Guiding the beam from the linac exit back to its entry could be achieved by a ring segment like a storage ring but the most compact shape is a racetrack structure. It consists of two 180° arcs connected by two straight sections: one accommodates the linac, the beam injection and extraction and in the other an experiment could be placed.
Various designs exist for 180° arcs: a single 180° bend, two 90° bends, three times 60°, four times 45° or the bates arc . The 60° and 45° options were studied in detail. The 45° solution benefits from a lower maximum dispersion and better tuning properties due to the reduced vertical edge focusing of the dipoles and an additional quadrupole introduced between the central dipoles. The spatial requirements of the 45° arc lie only insignificantly above the 60° arc.
In order to suppress the dispersion outside the arcs and simultaneously to adjust a specific value of R56 at least two quadrupole families are required. A third one is introduced to adjust the Twiss parameters. Simulations show, that all quadrupoles are focusing in the horizontal plane, due to the implicit vertical focusing of the parallel faced dipoles. That’s why a fourth quadrupole is placed between the central dipoles to introduce variable vertical focusing. In this configuration the R56 can be tuned over a range much wider than required with respect to bunch compression issues, while keeping the arc achromatic at a low maximum dispersion and at acceptable beta function values.
To match the Twiss parameters between the arcs and the straight sections four individually powered quadrupoles are placed up- and downstream of each arc. Due to the limited drift space in between these quadrupoles their efficiency is limited. Investigations on reducing the number of matching quadrupoles are ongoing.

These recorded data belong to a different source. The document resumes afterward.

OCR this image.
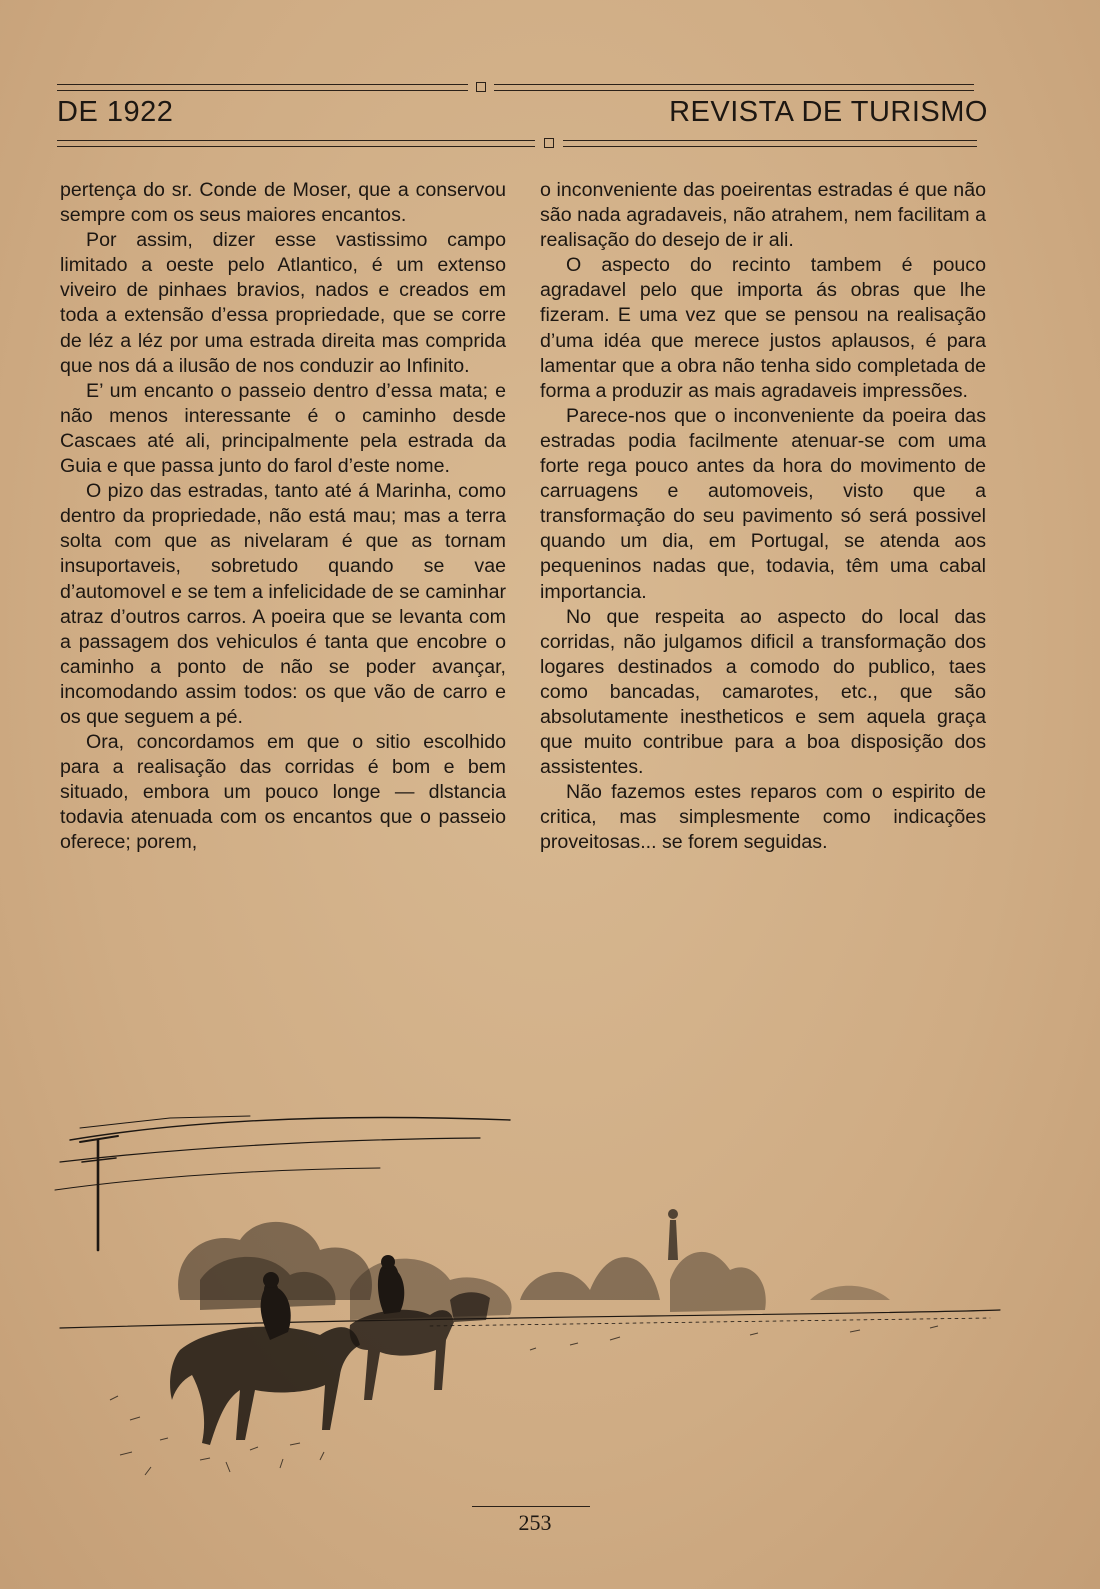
DE 1922	REVISTA DE TURISMO

pertença do sr. Conde de Moser, que a conservou sempre com os seus maiores encantos.

Por assim, dizer esse vastissimo campo limitado a oeste pelo Atlantico, é um extenso viveiro de pinhaes bravios, nados e creados em toda a extensão d’essa propriedade, que se corre de léz a léz por uma estrada direita mas comprida que nos dá a ilusão de nos conduzir ao Infinito.

E’ um encanto o passeio dentro d’essa mata; e não menos interessante é o caminho desde Cascaes até ali, principalmente pela estrada da Guia e que passa junto do farol d’este nome.

O pizo das estradas, tanto até á Marinha, como dentro da propriedade, não está mau; mas a terra solta com que as nivelaram é que as tornam insuportaveis, sobretudo quando se vae d’automovel e se tem a infelicidade de se caminhar atraz d’outros carros. A poeira que se levanta com a passagem dos vehiculos é tanta que encobre o caminho a ponto de não se poder avançar, incomodando assim todos: os que vão de carro e os que seguem a pé.

Ora, concordamos em que o sitio escolhido para a realisação das corridas é bom e bem situado, embora um pouco longe — dlstancia todavia atenuada com os encantos que o passeio oferece; porem,

o inconveniente das poeirentas estradas é que não são nada agradaveis, não atrahem, nem facilitam a realisação do desejo de ir ali.

O aspecto do recinto tambem é pouco agradavel pelo que importa ás obras que lhe fizeram. E uma vez que se pensou na realisação d’uma idéa que merece justos aplausos, é para lamentar que a obra não tenha sido completada de forma a produzir as mais agradaveis impressões.

Parece-nos que o inconveniente da poeira das estradas podia facilmente atenuar-se com uma forte rega pouco antes da hora do movimento de carruagens e automoveis, visto que a transformação do seu pavimento só será possivel quando um dia, em Portugal, se atenda aos pequeninos nadas que, todavia, têm uma cabal importancia.

No que respeita ao aspecto do local das corridas, não julgamos dificil a transformação dos logares destinados a comodo do publico, taes como bancadas, camarotes, etc., que são absolutamente inestheticos e sem aquela graça que muito contribue para a boa disposição dos assistentes.

Não fazemos estes reparos com o espirito de critica, mas simplesmente como indicações proveitosas... se forem seguidas.

253
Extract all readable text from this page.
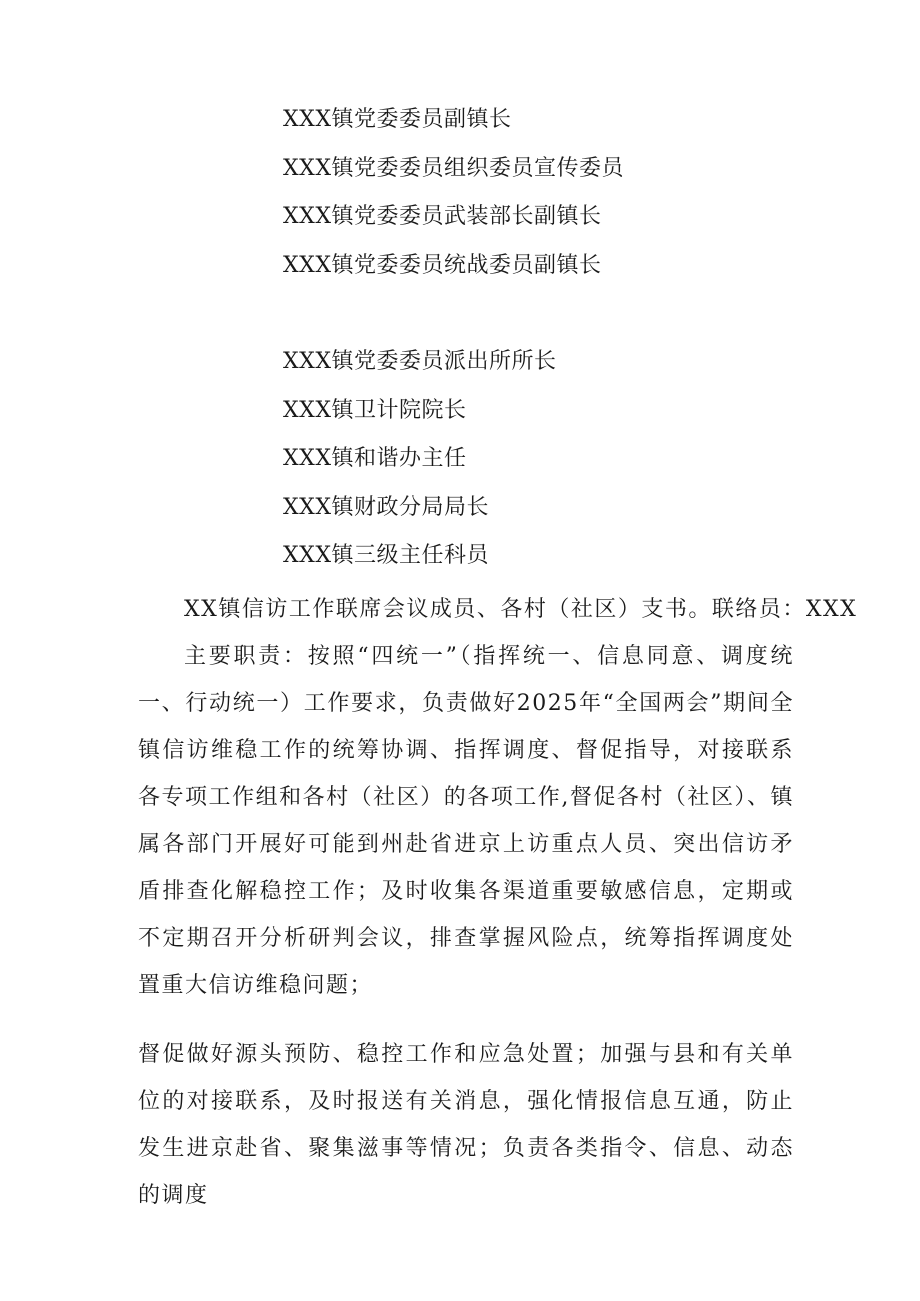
XXX镇党委委员副镇长
XXX镇党委委员组织委员宣传委员
XXX镇党委委员武装部长副镇长
XXX镇党委委员统战委员副镇长
XXX镇党委委员派出所所长
XXX镇卫计院院长
XXX镇和谐办主任
XXX镇财政分局局长
XXX镇三级主任科员

XX镇信访工作联席会议成员、各村（社区）支书。联络员：XXX

主要职责：按照“四统一”（指挥统一、信息同意、调度统一、行动统一）工作要求，负责做好2025年“全国两会”期间全镇信访维稳工作的统筹协调、指挥调度、督促指导，对接联系各专项工作组和各村（社区）的各项工作,督促各村（社区）、镇属各部门开展好可能到州赴省进京上访重点人员、突出信访矛盾排查化解稳控工作；及时收集各渠道重要敏感信息，定期或不定期召开分析研判会议，排查掌握风险点，统筹指挥调度处置重大信访维稳问题；

督促做好源头预防、稳控工作和应急处置；加强与县和有关单位的对接联系，及时报送有关消息，强化情报信息互通，防止发生进京赴省、聚集滋事等情况；负责各类指令、信息、动态的调度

Four sextupole magnets per arc are foreseen to counteract for non-linear beam transport effects as described above.
Two achromatic dipole chicanes, composed of three dipole magnets each, are placed up- and downstream the linac. They compensate the deflection that the high energy beam experiences in the dipoles needed for the low energy beam for the injection into and the extraction out of the recirculator. The last dipole of the injector chicane is shared with the merger; the first one of the extraction chicane is shared with the beam splitter, guiding the ‘spent’ beam into the dump line. The deflections of the high energy beam are closed (no residual horizontal offset) so that the injection and extraction beam energy can be changed independent of the recirculator optics, except for the bump amplitude inside the chicane, which scales with the ratio between injection and recirculator energy. Between each chicane and the linac four short quadrupoles are placed to match the low energy beam into the linac and adapt to the BBU conditions. The effect of these quadrupoles on the high energy beam is not negligible.
The only task of the dump line is to safely transport the beam into the dump, capable to sustain the 650 kW peam power. Two contradictory requirements has to be met:
- safe, i.e. loss-less transport of the beam into the dump, which demands usually for small beam cross sections,
- a strong beam widening entering the dump to keep the power density on the dump surface below its destruction limit.
At the moment a set of two strong solenoids are used for the later purpose while the first part of the dumpline is tuned for large acceptance and small beam size.